The East Lansing Food Co-op is looking good these days, thanks largely to extensive renovations that took a year to come to fruition. ELFCO — which is starting its 36th year — celebrates the accomplishment with a grand re-opening Sunday.
Project manager Rachel Adams says that although the store didn’t grow much in terms of space, the $200,000 worth of renovations did streamline the store.
“We made a lot better use of the space we have,” Adams said.
Shopping aisles have been redirected to improve sightlines, the dry produce section space has doubled and more specialty beers and wine are available than ever before.
There are new meat and cheese coolers, a new meat freezer and shiny new bulk food bins next to an enlarged workspace where grains, herbs, and other bulk items can be packed with quite a bit more elbow room.
Among other improvements, ELFCO has invested in new shelving, energy superefficient LCD lighting and an Americans with Disabilities Act-compliant bathroom with natural light from solar tubes.
Care and detail went into even the most mundane operational aspects of the remodeling.

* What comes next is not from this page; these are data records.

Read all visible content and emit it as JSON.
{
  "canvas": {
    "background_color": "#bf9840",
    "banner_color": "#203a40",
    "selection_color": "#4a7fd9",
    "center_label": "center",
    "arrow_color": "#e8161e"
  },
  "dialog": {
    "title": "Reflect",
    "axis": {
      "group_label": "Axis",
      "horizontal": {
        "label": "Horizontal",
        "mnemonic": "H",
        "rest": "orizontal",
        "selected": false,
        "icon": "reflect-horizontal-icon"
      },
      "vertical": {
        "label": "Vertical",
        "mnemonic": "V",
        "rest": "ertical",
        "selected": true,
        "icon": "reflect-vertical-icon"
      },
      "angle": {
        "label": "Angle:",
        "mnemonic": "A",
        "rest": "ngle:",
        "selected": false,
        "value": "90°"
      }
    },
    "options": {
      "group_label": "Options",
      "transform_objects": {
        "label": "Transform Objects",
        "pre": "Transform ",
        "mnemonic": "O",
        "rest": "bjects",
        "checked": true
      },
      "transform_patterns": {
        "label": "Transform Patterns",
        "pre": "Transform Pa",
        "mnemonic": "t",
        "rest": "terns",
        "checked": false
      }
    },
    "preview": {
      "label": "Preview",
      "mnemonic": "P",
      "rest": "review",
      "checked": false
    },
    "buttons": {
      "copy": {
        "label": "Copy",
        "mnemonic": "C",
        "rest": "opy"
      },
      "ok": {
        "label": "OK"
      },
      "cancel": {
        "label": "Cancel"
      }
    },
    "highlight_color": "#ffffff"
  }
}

A local electrician designed and constructed custom ballasts for those LCD lights and strategically mounted them from various angles, eliminating shadows that might have otherwise been cast by shoppers perusing products on a shelf.
As much as possible, Adams says, the work was completed using local contractors, using environmentally friendly techniques. No volatile organic compound paints were used, for instance, and no harmful sealants were used to finish the concrete flooring.
Five years ago, ELFCO was on the brink of collapse. But things have been steadily improving. “The last four years have been better, so we made the decision to reinvest,” said ELFCO general manager Dave Finet, a 25-year veteran of co-ops.
The key to the turnaround, Finet noted, was getting more of ELFCO’s 3,000-plus member-owners involved. “Our owners really stepped up,” Finet said.
ELFCO welcomes members and non-members alike to shop its aisles filled with a rich selection of local, organic, gourmet and alternative food items, environmentally friendly household supplies, beauty products, vitamins, medicinal herbs, essential oils and much more.
An alternative to corporate-driven grocery stores, food co-ops are governed by members that vote for a board of trustees. Members also enjoy special discounts, once-a-month member appreciation days and priority service on special orders. A member share costs $60.
The Sunday grand reopening includes special pricing on items throughout the store, free samples, giveaways and drawings for gift bags and even chair massages.
“It’s a chance to invite everyone who’s ever wondered what we’re doing in our little corner of the world to find out what we’re all about,” Finet said. “We’re going to celebrate and have some fun.”